From COVID 19 to pneumonia: that seems the likely outcome if Mayor Muriel Bowser’s $4 million “scientific” plan for dining out in the District in winter is adopted.
Here is what Mayor Bowser has in mind for the hard-hit restaurant business:
D.C. Mayor Muriel Bowser has announced that beginning Monday city restaurants can apply for $6,000 grants from the city’s Office of Nightlife and Culture to help them winterize the outdoor spaces they’re using right now.
Some restaurant customers wonder if enclosing tent spaces to hold in heat might defeat the purpose of open-air dining.
Restaurants would be expected to put up tents and then heat them.
But there is a question that the Mayor apparently hasn’t asked herself: How is this different from regular, indoor dining at restaurants (other than, you know, the pneumonia factor)?
Many people, however, are pondering that question:
Some restaurant customers wonder if enclosing tent spaces to hold in heat might defeat the purpose of open-air dining.
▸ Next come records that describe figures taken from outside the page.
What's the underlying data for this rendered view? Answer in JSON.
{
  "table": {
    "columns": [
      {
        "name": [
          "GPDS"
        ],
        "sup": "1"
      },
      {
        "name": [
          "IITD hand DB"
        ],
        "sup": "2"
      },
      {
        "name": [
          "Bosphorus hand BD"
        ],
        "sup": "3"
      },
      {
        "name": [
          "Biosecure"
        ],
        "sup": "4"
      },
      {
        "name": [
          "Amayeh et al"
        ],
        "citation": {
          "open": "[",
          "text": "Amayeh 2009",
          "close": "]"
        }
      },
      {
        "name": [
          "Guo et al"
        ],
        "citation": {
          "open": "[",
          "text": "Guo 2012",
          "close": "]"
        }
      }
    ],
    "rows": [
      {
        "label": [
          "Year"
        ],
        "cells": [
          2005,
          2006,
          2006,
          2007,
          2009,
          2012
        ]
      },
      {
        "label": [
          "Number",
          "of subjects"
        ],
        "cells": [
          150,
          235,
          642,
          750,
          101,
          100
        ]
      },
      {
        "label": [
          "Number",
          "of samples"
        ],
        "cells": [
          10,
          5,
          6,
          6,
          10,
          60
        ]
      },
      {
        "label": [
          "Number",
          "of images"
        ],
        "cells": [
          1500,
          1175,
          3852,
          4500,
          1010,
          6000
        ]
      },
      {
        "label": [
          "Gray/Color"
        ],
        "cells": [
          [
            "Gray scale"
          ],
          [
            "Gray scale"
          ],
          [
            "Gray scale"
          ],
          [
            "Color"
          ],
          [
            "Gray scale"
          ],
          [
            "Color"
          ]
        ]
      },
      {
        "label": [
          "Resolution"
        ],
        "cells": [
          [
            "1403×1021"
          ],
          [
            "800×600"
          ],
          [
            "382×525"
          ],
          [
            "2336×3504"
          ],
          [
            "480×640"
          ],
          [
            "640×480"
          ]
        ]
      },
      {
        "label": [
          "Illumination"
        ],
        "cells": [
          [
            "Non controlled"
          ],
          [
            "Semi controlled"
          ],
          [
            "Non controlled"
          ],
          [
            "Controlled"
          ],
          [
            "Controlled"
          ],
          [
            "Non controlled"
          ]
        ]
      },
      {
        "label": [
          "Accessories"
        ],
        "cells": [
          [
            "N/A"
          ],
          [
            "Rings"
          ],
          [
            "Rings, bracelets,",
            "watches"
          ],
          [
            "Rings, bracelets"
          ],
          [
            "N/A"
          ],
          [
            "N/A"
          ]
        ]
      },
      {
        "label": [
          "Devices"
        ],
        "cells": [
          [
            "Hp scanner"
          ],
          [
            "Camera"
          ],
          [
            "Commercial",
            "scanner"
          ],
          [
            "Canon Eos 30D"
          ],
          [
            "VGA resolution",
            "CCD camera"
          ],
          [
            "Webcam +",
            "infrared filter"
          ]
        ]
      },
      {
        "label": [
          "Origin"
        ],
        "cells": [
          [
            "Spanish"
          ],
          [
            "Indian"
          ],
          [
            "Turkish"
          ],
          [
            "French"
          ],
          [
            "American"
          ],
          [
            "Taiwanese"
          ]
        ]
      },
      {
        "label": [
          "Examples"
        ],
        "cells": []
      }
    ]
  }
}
“If you put up plastic walls, you might as well be inside,” said Elaine Steppa who was seated under a tent in the parking lot outside a Rockville restaurant.
I can see how dining in a stuffy, heated tent might be fun. Or horrible. Instapundit called attention to this blog on Mayor Bowser’s proposals by Victory Girls:
That’s her plan? Tents? With heaters of some kind? The science here is AMAZING! DC restaurants have been restricted to 50% capacity. And instead of ramping up to 75% capacity as Maryland did in the last few days, Bowser comes up with tents as the solution. TENTS.
Let’s look at the science shall we? In the winter, one isn’t going to want to sit in a tent with the sides tied up to let cold fresh air through. Nope, people will want the sides down, the tent door closed, and heaters going.
Oh wait… doesn’t that sound like INDOOR DINING??!
Why yes, yes it does. But I guess being in a tent and eating food isn’t as dangerous as being inside a building and eating food. It’s all so very scientific or something.
And how about those heaters? What kind of heaters will work best? Are we talking multiple stand up gas heaters? The overhead propane heaters? The choices are endless. Except for the fact that they will be futile during blizzards or major cold snaps.
. . .
A few years ago my husband and I were in the DC area for meetings. Remember the Polar Vortex in mid-November 2014? Now we are used to cold weather given we grew up in WY and are living in the Rocky Mountain Region. However, we hadn’t planned for daytime temps below zero, so had to do a quick bit of shopping for glove liners, extra socks, and long underwear.
On to the dining experience! You order wine, hope it doesn’t arrive at the table resembling slush. You order a hot appetizer. Will it make it to the table before freezing? How about your entrees? How fast will you have to eat before your food turns cold? In fact, will you be able to eat, drink, and converse with your friends while your teeth are chattering 900 miles an hour?
Many DC restaurants that people have poured their hearts, hard work and life savings will never come back. This plan won’t help. Mighten it be better to allow, say, 75 percent capacity inside? People are, after all, capable of taking into consideration precautions of a particular restaurant and deciding whether to go to or not.
But then the government wouldn’t be able to tell us what to do or make businesses dependent on its largess.